Selon des informations préliminaires données au chien de garde de la police de Québec, le Bureau des enquêtes indépendantes (BEI), des policiers de Montréal ont été confrontés à un homme armé d’une arme à feu lors de l’opération de jeudi. Des coups de feu ont été tirés et Shaikh est mort sur les lieux.

Son décès signifie qu’il y a maintenant deux enquêtes : une sur les trois fusillades mortelles de mardi et mercredi qui est maintenant prise en charge par l’unité des crimes majeurs de la Sûreté du Québec, et une autre qui portera sur les agissements des policiers de Montréal (SPVM) pendant l’opération qui a tué Shaikh.

Jeudi, un porte-parole de la SQ a déclaré qu’une grande partie de son enquête tente d’établir un mobile pour les meurtres de mardi et mercredi.

Une femme a les larmes aux yeux.
Mélissa Beauchamp, une amie d’Alexis Lévis-Crevier, l’homme de 22 ans qui a été tué à Laval, s’est arrêtée vendredi à son mémorial de fortune. (Radio Canada)

Le suspect n’aurait jamais dû être libéré, selon les proches de la victime

Pour beaucoup, la décision du tribunal soulève des questions sur la façon dont la santé mentale de Shaikh a été évaluée avant et depuis sa libération en mars.

La famille d’Alexis Lévis-Crevier — le jeune homme de 22 ans qui a été tué à Laval mercredi — a de la difficulté à comprendre pourquoi Shaikh a été autorisé à être libéré.

“On pourrait penser que la personne qui avait son dossier entre les mains aurait dû voir qu’il n’était pas apte à être dehors”, a déclaré Roxanne Lévis-Crevier, la sœur aînée d’Alexis.

Vendredi, Mélissa Beauchamp, une amie de la famille, s’est arrêtée devant un mémorial de fortune érigé près du lieu de la fusillade.

“Il n’a pas été évalué correctement, si vous voulez mon avis”, a déclaré Mme Beauchamp à Radio-Canada, ajoutant que la mort de son amie était “gratuite”.

Beauchamp et la sœur de la victime ont décrit Alexis comme aimant et généreux.

“Tous les jours, nous nous écrivions”, a déclaré sa sœur. “Alors sa présence va vraiment me manquer. Je le sens mais ce n’est pas là physiquement. Ma tête le sait mais mon cœur ne veut pas l’admettre.”

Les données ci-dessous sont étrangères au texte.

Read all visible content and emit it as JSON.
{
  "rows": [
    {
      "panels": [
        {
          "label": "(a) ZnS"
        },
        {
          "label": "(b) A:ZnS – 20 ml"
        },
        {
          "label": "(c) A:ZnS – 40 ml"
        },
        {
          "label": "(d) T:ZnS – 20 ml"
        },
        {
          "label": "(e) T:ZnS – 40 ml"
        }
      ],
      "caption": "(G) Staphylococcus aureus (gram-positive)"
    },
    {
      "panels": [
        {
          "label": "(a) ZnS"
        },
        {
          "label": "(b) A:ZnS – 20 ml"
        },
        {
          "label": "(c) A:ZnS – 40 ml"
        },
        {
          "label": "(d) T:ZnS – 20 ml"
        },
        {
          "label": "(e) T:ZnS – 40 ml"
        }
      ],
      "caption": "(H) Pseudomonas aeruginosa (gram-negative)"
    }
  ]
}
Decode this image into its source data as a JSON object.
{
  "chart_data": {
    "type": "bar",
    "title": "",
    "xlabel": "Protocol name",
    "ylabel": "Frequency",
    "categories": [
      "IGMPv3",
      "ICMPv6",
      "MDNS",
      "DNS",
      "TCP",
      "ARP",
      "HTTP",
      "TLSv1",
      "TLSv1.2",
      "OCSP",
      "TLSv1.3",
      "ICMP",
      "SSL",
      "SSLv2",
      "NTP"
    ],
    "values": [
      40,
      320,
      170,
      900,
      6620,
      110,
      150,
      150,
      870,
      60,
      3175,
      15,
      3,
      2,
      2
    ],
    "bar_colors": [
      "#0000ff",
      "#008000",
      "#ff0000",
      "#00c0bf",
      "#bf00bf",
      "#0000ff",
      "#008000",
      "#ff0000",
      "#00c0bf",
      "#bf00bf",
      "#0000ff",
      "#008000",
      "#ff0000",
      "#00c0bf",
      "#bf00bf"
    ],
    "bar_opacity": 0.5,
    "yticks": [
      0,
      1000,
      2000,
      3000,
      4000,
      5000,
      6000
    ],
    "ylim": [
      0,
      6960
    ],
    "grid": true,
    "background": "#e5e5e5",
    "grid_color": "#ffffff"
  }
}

Dans un communiqué, la régie régionale de la santé de Laval, qui chapeaute l’hôpital qui a géré le dossier de Shaikh, a présenté ses condoléances aux familles des victimes. Il a déclaré ne pas pouvoir commenter le cas du suspect pour des raisons de confidentialité.

Un porte-parole du conseil de la santé a déclaré que, de manière générale, sa responsabilité est de s’assurer qu’un patient respecte les conditions fixées par le tribunal.

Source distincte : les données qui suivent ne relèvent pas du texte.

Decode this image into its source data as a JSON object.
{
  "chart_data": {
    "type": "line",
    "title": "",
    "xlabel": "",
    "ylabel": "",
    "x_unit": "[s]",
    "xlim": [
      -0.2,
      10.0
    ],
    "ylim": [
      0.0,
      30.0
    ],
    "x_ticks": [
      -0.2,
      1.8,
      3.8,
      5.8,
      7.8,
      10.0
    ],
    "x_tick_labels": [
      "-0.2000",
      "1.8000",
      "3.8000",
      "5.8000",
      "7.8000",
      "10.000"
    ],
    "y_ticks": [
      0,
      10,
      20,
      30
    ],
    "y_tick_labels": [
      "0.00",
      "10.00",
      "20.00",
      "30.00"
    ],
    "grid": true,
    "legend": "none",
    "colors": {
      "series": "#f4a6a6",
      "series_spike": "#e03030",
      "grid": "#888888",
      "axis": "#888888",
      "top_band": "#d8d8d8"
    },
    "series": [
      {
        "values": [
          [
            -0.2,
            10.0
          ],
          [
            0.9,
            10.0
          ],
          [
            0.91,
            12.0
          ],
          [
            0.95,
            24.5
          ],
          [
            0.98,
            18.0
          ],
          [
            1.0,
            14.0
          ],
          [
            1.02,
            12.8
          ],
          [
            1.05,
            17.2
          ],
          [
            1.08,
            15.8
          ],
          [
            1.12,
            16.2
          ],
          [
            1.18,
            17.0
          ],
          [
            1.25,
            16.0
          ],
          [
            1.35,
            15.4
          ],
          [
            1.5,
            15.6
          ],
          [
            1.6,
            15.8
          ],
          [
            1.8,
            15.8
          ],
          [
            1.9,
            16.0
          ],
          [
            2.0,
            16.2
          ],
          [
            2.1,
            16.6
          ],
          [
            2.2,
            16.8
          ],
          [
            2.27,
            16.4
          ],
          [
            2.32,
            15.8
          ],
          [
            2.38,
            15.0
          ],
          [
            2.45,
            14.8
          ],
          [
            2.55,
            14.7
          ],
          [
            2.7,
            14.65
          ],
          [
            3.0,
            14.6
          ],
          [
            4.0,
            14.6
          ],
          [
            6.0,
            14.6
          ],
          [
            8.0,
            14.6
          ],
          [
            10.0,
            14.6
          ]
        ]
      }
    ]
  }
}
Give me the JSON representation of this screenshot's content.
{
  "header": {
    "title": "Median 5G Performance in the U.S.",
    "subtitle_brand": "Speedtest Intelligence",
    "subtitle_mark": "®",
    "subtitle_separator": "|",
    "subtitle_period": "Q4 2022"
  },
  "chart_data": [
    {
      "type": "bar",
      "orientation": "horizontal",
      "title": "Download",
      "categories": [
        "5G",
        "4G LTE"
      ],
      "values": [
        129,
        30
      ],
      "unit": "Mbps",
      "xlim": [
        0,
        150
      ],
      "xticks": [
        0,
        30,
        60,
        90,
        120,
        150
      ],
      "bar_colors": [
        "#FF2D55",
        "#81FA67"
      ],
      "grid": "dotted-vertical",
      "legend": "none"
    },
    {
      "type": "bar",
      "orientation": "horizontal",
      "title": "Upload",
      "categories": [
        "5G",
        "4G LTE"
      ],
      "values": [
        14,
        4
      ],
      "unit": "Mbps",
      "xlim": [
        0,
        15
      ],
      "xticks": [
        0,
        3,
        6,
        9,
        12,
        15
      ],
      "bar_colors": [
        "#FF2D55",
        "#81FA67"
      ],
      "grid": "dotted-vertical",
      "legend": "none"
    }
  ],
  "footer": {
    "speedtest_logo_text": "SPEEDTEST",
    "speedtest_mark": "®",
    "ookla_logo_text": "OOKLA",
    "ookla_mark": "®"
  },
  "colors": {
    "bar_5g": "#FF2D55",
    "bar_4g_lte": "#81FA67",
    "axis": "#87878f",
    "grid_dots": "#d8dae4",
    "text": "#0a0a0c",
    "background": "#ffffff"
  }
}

Un policier est debout et parle au téléphone.
La Sûreté du Québec a passé une grande partie de la journée de jeudi au motel de l’arrondissement Saint-Laurent à Montréal, où Abdulla Shaikh a été tué lors d’une opération policière. (Charles Contant/Radio-Canada)

La libération du suspect était un risque “supportable”, selon un avocat

François Legault, l’avocat qui a représenté Shaikh lors de l’audience de mars, a déclaré qu’il se demandait si la police avait agi à la hâte en tirant et en tuant son client.

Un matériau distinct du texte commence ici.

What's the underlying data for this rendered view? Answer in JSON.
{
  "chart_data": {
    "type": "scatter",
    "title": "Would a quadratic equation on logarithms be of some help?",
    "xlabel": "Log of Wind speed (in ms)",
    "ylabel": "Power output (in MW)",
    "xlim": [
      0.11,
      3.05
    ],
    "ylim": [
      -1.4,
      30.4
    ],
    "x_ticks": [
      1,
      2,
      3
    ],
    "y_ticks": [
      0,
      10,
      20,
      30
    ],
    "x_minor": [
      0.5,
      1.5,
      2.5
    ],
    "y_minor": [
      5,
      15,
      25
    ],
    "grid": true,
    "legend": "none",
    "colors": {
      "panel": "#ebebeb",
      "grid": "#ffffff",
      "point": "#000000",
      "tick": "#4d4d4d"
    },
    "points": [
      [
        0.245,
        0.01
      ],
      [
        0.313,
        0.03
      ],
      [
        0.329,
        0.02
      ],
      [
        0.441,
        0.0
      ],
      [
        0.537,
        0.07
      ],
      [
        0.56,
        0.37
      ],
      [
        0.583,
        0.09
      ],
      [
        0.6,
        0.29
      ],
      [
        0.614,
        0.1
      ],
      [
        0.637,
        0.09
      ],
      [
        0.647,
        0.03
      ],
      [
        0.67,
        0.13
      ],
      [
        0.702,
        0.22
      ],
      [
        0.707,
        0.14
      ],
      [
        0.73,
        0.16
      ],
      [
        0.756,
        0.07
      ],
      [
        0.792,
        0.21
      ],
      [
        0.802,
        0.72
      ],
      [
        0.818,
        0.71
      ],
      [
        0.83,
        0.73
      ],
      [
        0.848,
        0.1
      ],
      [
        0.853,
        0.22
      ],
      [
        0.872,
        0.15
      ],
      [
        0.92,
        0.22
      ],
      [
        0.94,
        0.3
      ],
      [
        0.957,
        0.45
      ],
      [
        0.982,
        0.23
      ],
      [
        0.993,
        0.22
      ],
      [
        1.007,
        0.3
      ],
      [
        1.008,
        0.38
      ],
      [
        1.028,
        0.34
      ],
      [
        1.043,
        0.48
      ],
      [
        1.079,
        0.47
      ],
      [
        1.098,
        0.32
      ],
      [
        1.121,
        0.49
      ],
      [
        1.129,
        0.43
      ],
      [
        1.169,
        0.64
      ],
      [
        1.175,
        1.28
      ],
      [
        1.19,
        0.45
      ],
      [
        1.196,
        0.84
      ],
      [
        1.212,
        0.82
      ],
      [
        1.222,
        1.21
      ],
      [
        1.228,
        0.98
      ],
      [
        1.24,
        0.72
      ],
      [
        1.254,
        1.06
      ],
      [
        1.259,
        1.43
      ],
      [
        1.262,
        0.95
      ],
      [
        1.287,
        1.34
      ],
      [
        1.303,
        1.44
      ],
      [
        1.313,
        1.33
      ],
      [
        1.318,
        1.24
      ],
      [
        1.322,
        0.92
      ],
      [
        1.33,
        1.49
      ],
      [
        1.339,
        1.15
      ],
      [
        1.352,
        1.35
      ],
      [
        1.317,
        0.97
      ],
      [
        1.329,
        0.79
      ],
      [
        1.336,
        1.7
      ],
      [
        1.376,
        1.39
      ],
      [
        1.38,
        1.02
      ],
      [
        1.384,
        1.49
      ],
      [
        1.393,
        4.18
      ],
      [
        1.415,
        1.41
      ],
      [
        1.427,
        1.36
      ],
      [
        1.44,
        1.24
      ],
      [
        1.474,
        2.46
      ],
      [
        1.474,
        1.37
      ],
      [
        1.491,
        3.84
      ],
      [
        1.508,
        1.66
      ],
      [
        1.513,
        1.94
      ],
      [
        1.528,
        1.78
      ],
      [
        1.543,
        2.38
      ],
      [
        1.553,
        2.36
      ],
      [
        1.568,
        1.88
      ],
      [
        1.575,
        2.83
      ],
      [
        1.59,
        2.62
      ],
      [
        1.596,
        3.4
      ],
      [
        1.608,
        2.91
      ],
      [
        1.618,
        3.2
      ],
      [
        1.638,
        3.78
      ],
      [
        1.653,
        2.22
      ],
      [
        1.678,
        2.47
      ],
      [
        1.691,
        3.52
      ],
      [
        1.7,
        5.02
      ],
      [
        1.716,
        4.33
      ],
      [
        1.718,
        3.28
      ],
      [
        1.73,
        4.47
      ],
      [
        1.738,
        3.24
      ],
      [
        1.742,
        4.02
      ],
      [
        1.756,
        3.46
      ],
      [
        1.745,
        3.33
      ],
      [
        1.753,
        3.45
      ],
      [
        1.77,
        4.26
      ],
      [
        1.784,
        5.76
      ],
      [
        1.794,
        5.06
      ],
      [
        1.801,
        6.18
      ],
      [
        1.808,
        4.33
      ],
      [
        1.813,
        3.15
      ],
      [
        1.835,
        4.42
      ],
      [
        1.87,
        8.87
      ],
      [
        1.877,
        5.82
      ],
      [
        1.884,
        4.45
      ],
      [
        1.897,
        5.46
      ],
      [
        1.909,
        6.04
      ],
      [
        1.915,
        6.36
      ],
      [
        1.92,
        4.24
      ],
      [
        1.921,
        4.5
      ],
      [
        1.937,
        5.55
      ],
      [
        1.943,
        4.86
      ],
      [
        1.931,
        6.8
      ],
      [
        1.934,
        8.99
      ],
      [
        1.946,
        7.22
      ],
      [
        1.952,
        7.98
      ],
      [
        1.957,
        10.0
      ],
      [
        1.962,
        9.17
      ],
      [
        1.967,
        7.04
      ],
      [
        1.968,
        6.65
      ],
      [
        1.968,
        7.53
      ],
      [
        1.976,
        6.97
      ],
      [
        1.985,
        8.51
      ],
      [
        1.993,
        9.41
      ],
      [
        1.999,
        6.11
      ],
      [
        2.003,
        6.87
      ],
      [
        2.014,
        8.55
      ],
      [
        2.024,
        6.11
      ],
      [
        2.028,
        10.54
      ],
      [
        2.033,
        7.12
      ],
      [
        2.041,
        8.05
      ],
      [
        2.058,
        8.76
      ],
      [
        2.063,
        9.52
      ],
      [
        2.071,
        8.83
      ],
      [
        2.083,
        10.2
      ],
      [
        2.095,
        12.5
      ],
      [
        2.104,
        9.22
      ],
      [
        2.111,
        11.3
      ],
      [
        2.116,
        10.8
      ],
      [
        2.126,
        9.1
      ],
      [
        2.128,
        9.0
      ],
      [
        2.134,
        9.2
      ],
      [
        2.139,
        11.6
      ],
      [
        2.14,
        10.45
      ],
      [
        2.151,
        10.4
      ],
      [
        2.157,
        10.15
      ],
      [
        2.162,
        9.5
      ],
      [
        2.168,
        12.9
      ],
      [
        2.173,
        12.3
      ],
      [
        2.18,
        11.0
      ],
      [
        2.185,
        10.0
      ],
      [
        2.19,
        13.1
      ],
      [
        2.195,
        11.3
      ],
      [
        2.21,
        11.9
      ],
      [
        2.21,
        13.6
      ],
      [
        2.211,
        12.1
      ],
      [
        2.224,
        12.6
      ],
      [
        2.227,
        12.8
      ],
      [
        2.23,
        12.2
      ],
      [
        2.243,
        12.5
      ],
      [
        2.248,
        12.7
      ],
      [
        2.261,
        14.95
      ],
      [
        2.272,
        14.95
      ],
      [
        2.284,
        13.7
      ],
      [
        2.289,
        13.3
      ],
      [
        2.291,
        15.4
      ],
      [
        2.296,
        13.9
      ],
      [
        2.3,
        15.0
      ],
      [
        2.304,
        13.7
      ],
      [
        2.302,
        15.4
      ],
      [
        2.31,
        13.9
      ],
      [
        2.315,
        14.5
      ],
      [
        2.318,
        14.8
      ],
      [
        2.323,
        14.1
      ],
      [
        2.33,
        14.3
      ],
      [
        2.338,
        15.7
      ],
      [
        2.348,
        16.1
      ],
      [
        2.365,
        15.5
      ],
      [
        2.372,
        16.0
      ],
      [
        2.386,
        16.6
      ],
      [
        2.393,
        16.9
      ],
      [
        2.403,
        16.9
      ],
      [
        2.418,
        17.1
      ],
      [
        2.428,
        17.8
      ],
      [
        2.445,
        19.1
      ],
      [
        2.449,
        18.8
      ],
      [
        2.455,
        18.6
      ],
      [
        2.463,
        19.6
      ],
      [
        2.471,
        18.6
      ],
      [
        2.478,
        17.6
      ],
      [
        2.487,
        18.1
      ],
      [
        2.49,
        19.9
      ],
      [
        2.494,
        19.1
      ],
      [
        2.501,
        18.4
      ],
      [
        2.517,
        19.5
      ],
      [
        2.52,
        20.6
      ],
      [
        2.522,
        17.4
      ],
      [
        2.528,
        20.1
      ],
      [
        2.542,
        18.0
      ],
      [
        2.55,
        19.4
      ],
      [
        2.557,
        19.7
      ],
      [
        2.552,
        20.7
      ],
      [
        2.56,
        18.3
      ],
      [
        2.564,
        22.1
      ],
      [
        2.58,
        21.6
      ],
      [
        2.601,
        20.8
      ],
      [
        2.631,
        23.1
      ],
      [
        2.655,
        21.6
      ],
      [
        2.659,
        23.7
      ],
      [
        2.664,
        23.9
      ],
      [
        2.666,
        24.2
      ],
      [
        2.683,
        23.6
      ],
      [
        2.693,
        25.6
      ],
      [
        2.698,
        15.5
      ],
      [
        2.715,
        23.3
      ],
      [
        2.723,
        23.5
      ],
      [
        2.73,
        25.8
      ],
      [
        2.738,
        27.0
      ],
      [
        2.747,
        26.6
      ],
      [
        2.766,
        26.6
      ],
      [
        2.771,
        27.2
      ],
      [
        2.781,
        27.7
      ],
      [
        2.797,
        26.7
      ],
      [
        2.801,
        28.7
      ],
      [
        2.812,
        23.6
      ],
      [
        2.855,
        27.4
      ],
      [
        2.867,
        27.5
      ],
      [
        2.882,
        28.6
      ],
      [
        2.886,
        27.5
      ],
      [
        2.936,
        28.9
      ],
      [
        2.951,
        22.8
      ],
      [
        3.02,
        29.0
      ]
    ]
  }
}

En plus d’offrir des pensées pour les trois victimes à Montréal et à Laval, il s’est dit “ébranlé” par la nouvelle de la mort de Shaikh.

“Je me pose beaucoup de questions. Je n’ai pas les réponses. J’espère les avoir un jour et savoir si le [police] l’opération s’est déroulée un peu trop vite”, a déclaré l’avocat.

“Avons-nous essayé par tous les moyens d’établir un niveau de communication adapté à [Shaikh’s] situation?”

Legault a décrit la décision de libérer Shaikh sous conditions comme un risque “supportable” en fonction de ses progrès.

“C’est notre travail, c’est d’accepter le risque”, a déclaré l’avocat. “Chaque jour, nous prenons des décisions sans savoir ce qui va se passer ensuite, mais [they’re] sur la base des données qui sont devant nous.”

Legault a également reconnu qu’il n’avait pas parlé avec son client depuis la décision du tribunal.